My question is, if we have assumed that $x$ is non-zero in the beginning, how can we substitute it back in the end to get the theorem?
Can someone verify if this proof is correct or not and, if it is, explain why doing this is allowed?
It is a special case of the following
Theorem $ $ Suppose $f(x)$ and $g(x)$ are polynomials of degree $n$ whose coefficients lie in a field $F$ (e.g. $\Bbb Q,\, \Bbb R$ or $\Bbb Z_p =$ integers $\bmod p$). If $f$ and $g$ have equal degree $n$ and equal lead coefs and they have equal values at $n$ distinct points $\in F$ then they have equal corresponding coefs $\,f_i = g_i\,$ for all $\,i\,$ (i.e. $f = g$ as formal polynomials), therefore $f$ and $g$ have equal values at all points $\in F$.

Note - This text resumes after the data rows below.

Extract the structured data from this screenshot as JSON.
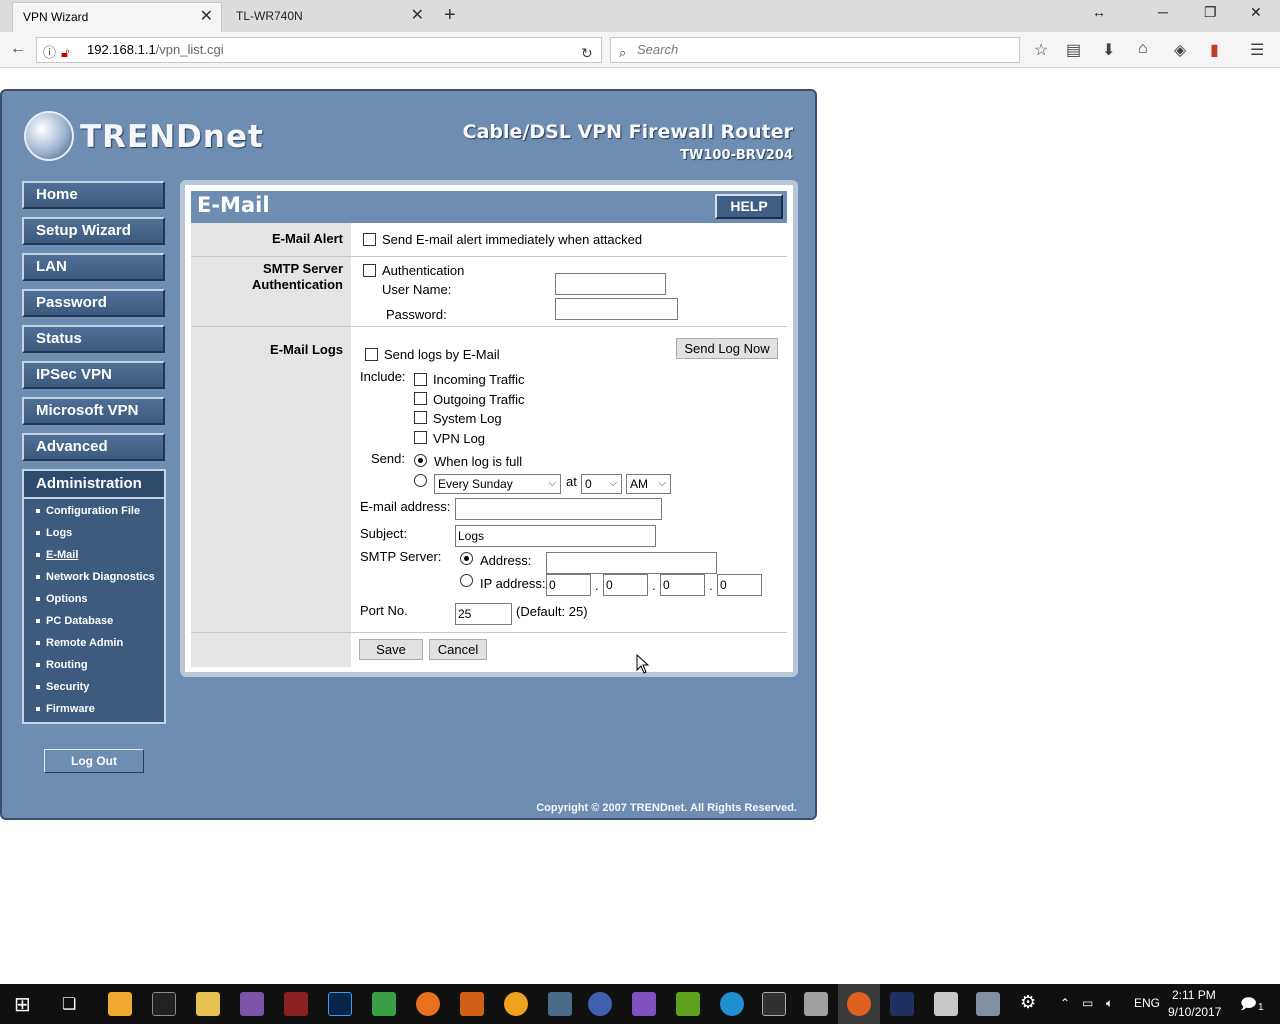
{
  "browser": {
    "tabs": [
      {
        "label": "VPN Wizard",
        "active": true
      },
      {
        "label": "TL-WR740N",
        "active": false
      }
    ],
    "url_host": "192.168.1.1",
    "url_path": "/vpn_list.cgi",
    "search_placeholder": "Search"
  },
  "router": {
    "brand": "TRENDnet",
    "product_title": "Cable/DSL VPN Firewall Router",
    "model": "TW100-BRV204",
    "copyright": "Copyright © 2007 TRENDnet. All Rights Reserved.",
    "logout_label": "Log Out"
  },
  "menu": {
    "items": [
      "Home",
      "Setup Wizard",
      "LAN",
      "Password",
      "Status",
      "IPSec VPN",
      "Microsoft VPN",
      "Advanced"
    ],
    "admin_label": "Administration",
    "admin_items": [
      "Configuration File",
      "Logs",
      "E-Mail",
      "Network Diagnostics",
      "Options",
      "PC Database",
      "Remote Admin",
      "Routing",
      "Security",
      "Firmware"
    ],
    "current": "E-Mail"
  },
  "email_page": {
    "title": "E-Mail",
    "help_label": "HELP",
    "alert": {
      "label": "E-Mail Alert",
      "checkbox_label": "Send E-mail alert immediately when attacked",
      "checked": false
    },
    "smtp_auth": {
      "label_line1": "SMTP Server",
      "label_line2": "Authentication",
      "checkbox_label": "Authentication",
      "checked": false,
      "username_label": "User Name:",
      "username_value": "",
      "password_label": "Password:",
      "password_value": ""
    },
    "logs": {
      "label": "E-Mail Logs",
      "send_logs_label": "Send logs by E-Mail",
      "send_logs_checked": false,
      "send_now_label": "Send Log Now",
      "include_label": "Include:",
      "include_options": [
        {
          "label": "Incoming Traffic",
          "checked": false
        },
        {
          "label": "Outgoing Traffic",
          "checked": false
        },
        {
          "label": "System Log",
          "checked": false
        },
        {
          "label": "VPN Log",
          "checked": false
        }
      ],
      "send_label": "Send:",
      "when_full_label": "When log is full",
      "when_full_selected": true,
      "schedule_day": "Every Sunday",
      "at_label": "at",
      "schedule_hour": "0",
      "schedule_ampm": "AM",
      "email_address_label": "E-mail address:",
      "email_address_value": "",
      "subject_label": "Subject:",
      "subject_value": "Logs",
      "smtp_server_label": "SMTP Server:",
      "address_label": "Address:",
      "address_selected": true,
      "address_value": "",
      "ip_label": "IP address:",
      "ip_octets": [
        "0",
        "0",
        "0",
        "0"
      ],
      "ip_dot": ".",
      "port_label": "Port No.",
      "port_value": "25",
      "port_default": "(Default: 25)"
    },
    "save_label": "Save",
    "cancel_label": "Cancel"
  },
  "taskbar": {
    "time": "2:11 PM",
    "date": "9/10/2017",
    "language": "ENG",
    "notification_count": "1"
  }
}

Proof $\ $ By hypothesis $f$ and $g$ have equal lead terms which cancel in $\,h := f-g\,$ so $\,\color{#c00}{\deg h < n}.\, $ Thus $\,h\,$ is zero at the $\color{#c00}{n > \deg h}\,$ distinct points where $f$ and $g$ have equal values. By a well-known theorem, if a polynomial over a field has $\rm\color{#c00}{more\ roots}$ than its degree then it is the zero polynomial, i.e. all its coefs are zero, so $\, h_i = f_i - g_i = 0$.